Question 1179726
Let's solve both parts of this problem:

**Part 1: Weight Distribution of Adults with Physical Inabilities**

* Mean (μ) = 72
* Standard deviation (σ) = 8
* Distribution: Normal

**(a) Includes 95 percent of the observed values:**

* For a 95% confidence interval in a normal distribution, we use a z-score of approximately 1.96.
* Margin of error (E) = z * σ = 1.96 * 8 = 15.68
* Interval: μ ± E = 72 ± 15.68
* Lower bound: 72 - 15.68 = 56.32
* Upper bound: 72 + 15.68 = 87.68
* Interval: (56.32, 87.68)

**(b) Includes almost all observed values (min-max):**

* "Almost all" typically refers to about 99.7% of the data, which corresponds to 3 standard deviations from the mean.
* Margin of error (E) = 3 * σ = 3 * 8 = 24
* Interval: μ ± E = 72 ± 24
* Lower bound: 72 - 24 = 48
* Upper bound: 72 + 24 = 96
* Interval: (48, 96)

**(c) Includes 50 percent of the observed values:**

* For 50% of the data, we're looking for the interquartile range (IQR).
* The IQR is the range between the 25th and 75th percentiles.
* For a normal distribution, the z-scores corresponding to the 25th and 75th percentiles are approximately ±0.6745.
* Margin of error (E) = 0.6745 * 8 ≈ 5.396
* Interval: 72 ± 5.396
* Lower bound: 72 - 5.396 = 66.604
* Upper bound: 72 + 5.396 = 77.396
* Interval: (66.604, 77.396)

**Part 2: Tongue Flicks of Juvenile Lizards**

* Data: 425, 510, 629, 236, 654, 200, 710, 276, 633, 501, 811, 332, 424, 674, 676, 662, 694
* Sample size (n) = 17
* Population standard deviation (σ) = 190
* Confidence level = 90%

**(i) Find a 90% confidence interval:**

1.  **Calculate the Sample Mean (x̄):**
    * x̄ = (425 + 510 + 629 + 236 + 654 + 200 + 710 + 276 + 633 + 501 + 811 + 332 + 424 + 674 + 676 + 662 + 694) / 17
    * x̄ = 8741 / 17 ≈ 514.18

2.  **Find the Critical Z-Value:**
    * For a 90% confidence level, α = 1 - 0.90 = 0.10.
    * α/2 = 0.05.
    * The z-value corresponding to 0.95 (1 - 0.05) is approximately 1.645.

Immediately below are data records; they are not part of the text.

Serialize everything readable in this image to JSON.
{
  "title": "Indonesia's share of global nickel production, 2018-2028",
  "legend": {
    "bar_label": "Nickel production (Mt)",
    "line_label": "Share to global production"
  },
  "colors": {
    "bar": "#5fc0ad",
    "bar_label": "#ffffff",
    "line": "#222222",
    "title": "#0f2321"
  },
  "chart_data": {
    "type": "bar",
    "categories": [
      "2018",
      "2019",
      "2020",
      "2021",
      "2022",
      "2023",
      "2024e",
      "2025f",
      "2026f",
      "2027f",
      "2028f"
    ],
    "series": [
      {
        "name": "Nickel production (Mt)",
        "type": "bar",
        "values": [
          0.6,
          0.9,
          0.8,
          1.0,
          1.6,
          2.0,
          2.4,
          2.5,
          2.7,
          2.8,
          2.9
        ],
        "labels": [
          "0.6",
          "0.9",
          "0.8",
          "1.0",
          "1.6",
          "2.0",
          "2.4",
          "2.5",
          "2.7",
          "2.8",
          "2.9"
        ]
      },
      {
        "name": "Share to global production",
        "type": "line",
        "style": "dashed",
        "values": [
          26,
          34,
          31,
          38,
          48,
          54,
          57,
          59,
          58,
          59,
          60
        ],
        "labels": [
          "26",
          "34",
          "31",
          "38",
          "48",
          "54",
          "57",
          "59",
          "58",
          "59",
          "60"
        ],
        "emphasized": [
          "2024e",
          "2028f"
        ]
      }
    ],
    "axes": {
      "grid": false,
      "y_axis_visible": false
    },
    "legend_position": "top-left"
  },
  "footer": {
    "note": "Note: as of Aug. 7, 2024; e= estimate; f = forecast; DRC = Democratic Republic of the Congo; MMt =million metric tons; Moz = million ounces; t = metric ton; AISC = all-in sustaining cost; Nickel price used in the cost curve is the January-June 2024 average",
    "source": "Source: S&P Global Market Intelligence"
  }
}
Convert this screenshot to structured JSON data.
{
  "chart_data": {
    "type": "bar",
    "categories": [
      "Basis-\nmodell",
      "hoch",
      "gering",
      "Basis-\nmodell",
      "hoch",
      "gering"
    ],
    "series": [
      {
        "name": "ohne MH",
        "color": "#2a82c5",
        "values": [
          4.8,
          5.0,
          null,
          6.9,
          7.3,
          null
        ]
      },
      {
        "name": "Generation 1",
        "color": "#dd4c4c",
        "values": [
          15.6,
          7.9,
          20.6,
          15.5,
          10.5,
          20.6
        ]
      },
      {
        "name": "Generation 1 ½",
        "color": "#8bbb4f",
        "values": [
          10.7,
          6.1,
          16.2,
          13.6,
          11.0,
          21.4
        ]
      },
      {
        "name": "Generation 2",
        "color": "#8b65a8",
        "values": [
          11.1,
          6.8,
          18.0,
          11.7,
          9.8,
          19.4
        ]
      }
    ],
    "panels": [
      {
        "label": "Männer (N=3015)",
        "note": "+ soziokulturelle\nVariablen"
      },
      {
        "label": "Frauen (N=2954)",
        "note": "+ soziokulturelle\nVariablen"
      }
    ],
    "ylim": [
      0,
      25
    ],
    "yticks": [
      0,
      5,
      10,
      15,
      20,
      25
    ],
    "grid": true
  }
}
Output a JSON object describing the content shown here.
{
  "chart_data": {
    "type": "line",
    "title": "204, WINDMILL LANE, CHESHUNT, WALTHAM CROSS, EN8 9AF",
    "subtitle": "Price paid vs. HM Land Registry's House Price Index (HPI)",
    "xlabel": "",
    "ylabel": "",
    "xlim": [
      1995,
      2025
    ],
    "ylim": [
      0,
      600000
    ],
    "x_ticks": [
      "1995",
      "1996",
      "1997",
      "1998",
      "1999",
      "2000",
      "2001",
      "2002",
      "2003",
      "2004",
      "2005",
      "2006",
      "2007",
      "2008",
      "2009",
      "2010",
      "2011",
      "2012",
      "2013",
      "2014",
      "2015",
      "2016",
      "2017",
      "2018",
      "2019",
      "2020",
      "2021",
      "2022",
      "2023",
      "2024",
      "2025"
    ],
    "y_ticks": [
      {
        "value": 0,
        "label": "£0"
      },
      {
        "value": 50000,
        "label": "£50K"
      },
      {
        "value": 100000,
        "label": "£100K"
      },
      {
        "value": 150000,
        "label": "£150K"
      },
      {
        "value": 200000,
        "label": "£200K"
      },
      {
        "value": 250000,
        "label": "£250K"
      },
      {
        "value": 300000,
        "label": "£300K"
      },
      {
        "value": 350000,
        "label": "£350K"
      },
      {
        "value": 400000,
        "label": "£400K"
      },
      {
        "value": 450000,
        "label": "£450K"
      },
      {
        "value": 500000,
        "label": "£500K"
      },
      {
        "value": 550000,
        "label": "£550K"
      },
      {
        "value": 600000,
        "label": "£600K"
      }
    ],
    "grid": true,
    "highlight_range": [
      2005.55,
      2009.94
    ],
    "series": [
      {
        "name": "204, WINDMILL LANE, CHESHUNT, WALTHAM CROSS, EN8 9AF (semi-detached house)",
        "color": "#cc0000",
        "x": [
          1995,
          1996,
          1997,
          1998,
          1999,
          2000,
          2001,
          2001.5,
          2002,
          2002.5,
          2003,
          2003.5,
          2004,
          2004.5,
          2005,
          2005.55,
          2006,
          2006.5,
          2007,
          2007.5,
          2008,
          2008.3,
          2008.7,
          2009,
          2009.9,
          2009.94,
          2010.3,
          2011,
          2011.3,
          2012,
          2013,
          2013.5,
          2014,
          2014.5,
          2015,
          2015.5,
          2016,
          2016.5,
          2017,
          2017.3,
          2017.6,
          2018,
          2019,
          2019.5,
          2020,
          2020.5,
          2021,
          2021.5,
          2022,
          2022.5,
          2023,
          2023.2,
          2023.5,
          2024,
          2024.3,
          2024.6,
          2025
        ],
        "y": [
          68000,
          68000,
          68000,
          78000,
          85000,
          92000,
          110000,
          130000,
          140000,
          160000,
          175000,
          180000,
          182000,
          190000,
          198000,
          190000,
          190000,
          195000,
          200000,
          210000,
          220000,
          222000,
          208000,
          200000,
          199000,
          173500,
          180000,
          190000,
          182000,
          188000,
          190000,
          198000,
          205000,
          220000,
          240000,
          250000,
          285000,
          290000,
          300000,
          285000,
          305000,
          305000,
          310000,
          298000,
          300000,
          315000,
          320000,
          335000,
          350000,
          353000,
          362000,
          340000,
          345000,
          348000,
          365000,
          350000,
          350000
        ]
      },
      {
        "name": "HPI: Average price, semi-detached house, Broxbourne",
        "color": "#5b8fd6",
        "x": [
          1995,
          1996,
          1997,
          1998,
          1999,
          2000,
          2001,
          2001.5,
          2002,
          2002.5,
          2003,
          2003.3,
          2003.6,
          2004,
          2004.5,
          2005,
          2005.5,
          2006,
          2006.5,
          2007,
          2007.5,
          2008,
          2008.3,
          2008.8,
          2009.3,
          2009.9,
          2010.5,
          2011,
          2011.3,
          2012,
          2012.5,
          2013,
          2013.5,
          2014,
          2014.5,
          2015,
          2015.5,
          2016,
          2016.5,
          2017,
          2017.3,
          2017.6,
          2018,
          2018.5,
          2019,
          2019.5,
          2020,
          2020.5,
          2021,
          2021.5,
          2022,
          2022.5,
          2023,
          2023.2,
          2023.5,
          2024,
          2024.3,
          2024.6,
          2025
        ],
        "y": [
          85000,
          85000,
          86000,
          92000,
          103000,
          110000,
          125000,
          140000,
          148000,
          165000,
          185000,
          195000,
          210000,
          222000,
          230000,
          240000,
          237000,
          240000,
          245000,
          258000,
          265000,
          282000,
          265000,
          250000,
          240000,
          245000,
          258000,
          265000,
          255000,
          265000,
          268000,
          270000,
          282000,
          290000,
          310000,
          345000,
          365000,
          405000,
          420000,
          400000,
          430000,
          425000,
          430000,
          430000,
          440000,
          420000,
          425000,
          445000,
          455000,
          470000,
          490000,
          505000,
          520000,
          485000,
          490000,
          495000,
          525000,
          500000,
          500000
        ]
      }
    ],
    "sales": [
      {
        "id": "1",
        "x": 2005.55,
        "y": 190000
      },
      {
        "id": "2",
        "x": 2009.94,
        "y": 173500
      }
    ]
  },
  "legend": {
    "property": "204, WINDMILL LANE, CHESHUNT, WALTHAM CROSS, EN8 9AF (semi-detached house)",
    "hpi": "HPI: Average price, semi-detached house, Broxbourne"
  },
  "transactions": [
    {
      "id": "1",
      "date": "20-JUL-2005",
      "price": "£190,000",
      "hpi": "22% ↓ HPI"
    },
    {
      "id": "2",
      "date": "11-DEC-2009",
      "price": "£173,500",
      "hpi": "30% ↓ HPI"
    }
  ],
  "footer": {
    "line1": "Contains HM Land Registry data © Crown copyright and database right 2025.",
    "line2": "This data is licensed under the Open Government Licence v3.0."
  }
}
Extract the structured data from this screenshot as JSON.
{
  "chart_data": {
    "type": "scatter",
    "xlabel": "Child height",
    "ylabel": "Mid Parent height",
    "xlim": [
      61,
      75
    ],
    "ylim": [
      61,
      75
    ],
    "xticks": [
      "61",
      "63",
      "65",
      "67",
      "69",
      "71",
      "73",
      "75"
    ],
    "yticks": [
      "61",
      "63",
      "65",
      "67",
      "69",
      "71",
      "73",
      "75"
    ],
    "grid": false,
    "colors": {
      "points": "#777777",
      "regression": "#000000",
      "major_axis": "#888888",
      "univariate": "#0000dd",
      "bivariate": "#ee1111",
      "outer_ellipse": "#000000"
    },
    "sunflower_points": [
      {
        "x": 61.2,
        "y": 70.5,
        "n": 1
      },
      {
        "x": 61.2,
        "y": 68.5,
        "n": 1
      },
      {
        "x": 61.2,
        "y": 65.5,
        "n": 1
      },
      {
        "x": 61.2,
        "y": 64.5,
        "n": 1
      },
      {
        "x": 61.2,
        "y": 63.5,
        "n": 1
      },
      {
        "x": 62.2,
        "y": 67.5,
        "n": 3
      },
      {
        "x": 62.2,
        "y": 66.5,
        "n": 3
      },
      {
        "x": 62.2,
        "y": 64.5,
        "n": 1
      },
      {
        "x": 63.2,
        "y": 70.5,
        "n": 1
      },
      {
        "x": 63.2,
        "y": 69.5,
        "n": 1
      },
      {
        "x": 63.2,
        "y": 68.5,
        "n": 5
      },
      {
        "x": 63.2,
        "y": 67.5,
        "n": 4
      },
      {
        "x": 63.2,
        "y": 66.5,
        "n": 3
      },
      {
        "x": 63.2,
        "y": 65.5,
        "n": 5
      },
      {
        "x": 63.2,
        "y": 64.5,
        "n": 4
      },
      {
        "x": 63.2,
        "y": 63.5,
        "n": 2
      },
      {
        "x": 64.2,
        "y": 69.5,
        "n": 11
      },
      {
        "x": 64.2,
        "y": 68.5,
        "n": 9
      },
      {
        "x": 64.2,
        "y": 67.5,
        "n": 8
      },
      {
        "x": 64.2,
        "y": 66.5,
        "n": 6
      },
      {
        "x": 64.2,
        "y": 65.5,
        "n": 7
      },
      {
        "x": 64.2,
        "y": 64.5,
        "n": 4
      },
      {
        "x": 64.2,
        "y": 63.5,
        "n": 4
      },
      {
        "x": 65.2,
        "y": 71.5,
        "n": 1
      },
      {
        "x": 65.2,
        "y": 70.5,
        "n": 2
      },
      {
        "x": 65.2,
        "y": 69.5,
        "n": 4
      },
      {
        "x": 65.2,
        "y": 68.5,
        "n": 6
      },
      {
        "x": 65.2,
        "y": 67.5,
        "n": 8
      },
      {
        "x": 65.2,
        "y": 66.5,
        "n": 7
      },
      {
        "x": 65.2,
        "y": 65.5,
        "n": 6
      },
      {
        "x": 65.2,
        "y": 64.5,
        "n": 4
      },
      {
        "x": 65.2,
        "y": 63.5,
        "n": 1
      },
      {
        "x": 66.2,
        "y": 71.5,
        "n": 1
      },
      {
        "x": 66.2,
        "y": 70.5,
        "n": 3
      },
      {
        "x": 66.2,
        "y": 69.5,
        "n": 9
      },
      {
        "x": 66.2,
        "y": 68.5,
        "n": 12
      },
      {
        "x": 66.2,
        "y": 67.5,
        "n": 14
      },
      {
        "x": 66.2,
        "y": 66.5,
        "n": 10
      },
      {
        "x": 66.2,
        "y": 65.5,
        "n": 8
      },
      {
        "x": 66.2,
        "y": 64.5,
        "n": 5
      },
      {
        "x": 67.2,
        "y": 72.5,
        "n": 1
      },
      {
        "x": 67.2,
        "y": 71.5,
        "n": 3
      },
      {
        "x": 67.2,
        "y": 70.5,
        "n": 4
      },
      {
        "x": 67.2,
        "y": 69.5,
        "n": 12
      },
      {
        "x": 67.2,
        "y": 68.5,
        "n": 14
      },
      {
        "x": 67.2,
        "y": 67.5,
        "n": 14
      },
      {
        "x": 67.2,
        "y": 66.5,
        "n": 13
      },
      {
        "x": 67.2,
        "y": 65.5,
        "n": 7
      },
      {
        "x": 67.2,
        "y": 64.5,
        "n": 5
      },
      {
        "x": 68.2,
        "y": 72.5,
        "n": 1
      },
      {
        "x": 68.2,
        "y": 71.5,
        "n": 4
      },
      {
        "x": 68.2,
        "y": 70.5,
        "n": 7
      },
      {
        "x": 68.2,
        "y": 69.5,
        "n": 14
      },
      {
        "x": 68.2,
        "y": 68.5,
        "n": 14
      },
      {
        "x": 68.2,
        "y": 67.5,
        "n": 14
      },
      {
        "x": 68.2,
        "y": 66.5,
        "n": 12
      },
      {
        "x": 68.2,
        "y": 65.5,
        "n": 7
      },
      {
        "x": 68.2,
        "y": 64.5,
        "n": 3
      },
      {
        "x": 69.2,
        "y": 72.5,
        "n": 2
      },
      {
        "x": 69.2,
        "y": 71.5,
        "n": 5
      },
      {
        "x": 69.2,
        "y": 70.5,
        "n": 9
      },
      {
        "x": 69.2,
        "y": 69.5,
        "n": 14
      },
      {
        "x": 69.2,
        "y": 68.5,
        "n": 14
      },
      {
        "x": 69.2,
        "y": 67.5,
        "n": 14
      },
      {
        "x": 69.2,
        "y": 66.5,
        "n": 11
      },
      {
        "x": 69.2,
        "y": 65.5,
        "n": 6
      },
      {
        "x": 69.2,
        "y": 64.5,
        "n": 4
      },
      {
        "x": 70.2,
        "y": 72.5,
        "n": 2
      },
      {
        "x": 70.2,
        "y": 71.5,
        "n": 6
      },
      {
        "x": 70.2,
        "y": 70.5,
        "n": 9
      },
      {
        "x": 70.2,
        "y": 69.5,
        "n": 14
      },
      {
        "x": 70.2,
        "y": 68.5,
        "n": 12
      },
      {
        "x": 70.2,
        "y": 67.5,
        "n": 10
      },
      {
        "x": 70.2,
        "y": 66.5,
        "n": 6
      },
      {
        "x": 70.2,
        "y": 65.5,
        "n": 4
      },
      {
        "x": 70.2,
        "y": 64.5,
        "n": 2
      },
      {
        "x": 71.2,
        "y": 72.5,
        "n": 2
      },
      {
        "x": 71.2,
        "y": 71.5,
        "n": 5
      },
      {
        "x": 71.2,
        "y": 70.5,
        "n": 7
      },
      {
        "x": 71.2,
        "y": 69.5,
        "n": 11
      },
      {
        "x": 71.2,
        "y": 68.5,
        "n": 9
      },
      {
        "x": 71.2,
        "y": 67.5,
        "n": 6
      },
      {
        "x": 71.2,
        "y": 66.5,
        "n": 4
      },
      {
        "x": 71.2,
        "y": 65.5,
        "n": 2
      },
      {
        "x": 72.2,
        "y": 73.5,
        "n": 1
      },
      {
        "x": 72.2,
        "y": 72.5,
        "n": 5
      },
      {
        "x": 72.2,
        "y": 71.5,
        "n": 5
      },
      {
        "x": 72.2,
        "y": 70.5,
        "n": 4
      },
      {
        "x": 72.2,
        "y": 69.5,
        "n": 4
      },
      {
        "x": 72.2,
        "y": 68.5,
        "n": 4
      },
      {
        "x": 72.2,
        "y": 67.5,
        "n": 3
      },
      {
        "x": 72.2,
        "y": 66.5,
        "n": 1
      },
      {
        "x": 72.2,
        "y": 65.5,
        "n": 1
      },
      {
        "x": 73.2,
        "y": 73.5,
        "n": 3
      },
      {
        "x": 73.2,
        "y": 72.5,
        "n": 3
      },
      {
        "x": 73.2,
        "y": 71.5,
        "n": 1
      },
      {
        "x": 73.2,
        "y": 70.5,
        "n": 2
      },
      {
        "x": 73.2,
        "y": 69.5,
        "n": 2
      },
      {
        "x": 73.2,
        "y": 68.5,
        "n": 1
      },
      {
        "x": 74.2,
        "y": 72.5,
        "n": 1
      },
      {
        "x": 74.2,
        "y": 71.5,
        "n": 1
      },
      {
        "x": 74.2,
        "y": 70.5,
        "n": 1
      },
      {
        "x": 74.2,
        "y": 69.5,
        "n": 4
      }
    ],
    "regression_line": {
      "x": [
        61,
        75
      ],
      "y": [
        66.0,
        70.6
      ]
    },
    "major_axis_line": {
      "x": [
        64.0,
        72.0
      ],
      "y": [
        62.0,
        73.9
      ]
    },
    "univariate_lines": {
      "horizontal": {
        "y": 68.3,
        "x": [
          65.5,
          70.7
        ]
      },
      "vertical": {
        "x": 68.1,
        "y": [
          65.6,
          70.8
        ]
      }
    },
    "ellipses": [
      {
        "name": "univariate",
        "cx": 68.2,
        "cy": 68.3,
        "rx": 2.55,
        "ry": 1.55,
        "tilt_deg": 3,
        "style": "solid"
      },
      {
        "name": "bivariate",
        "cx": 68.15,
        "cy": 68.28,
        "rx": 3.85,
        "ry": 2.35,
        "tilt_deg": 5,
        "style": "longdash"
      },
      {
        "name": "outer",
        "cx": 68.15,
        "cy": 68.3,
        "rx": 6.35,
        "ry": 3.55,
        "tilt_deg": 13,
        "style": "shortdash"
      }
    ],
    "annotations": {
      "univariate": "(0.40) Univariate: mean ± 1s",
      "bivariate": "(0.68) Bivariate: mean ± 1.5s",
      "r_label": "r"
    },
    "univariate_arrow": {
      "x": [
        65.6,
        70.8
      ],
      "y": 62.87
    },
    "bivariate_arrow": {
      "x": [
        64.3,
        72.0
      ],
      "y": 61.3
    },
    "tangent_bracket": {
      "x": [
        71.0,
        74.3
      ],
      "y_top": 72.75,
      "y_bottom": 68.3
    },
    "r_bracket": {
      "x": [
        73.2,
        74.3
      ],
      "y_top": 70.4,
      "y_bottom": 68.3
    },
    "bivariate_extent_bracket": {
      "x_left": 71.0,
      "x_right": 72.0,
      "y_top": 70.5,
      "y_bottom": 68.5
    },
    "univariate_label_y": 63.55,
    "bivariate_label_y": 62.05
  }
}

3.  **Calculate the Margin of Error (E):**
    * E = z * (σ / √n)
    * E = 1.645 * (190 / √17)
    * E ≈ 1.645 * (190 / 4.123)
    * E ≈ 75.71

4.  **Construct the Confidence Interval:**
    * Lower Bound = x̄ - E = 514.18 - 75.71 ≈ 438.47
    * Upper Bound = x̄ + E = 514.18 + 75.71 ≈ 589.89
    * Confidence Interval: (438.47, 589.89)

**(ii) Interpret the answer:**

* We are 90% confident that the true mean number of tongue flicks per 20 minutes for all juvenile common lizards exposed to viper snake chemical cues is between 438.47 and 589.89.
* This means that if we were to repeat this experiment many times and calculate a 90% confidence interval each time, approximately 90% of those intervals would contain the true population mean number of tongue flicks.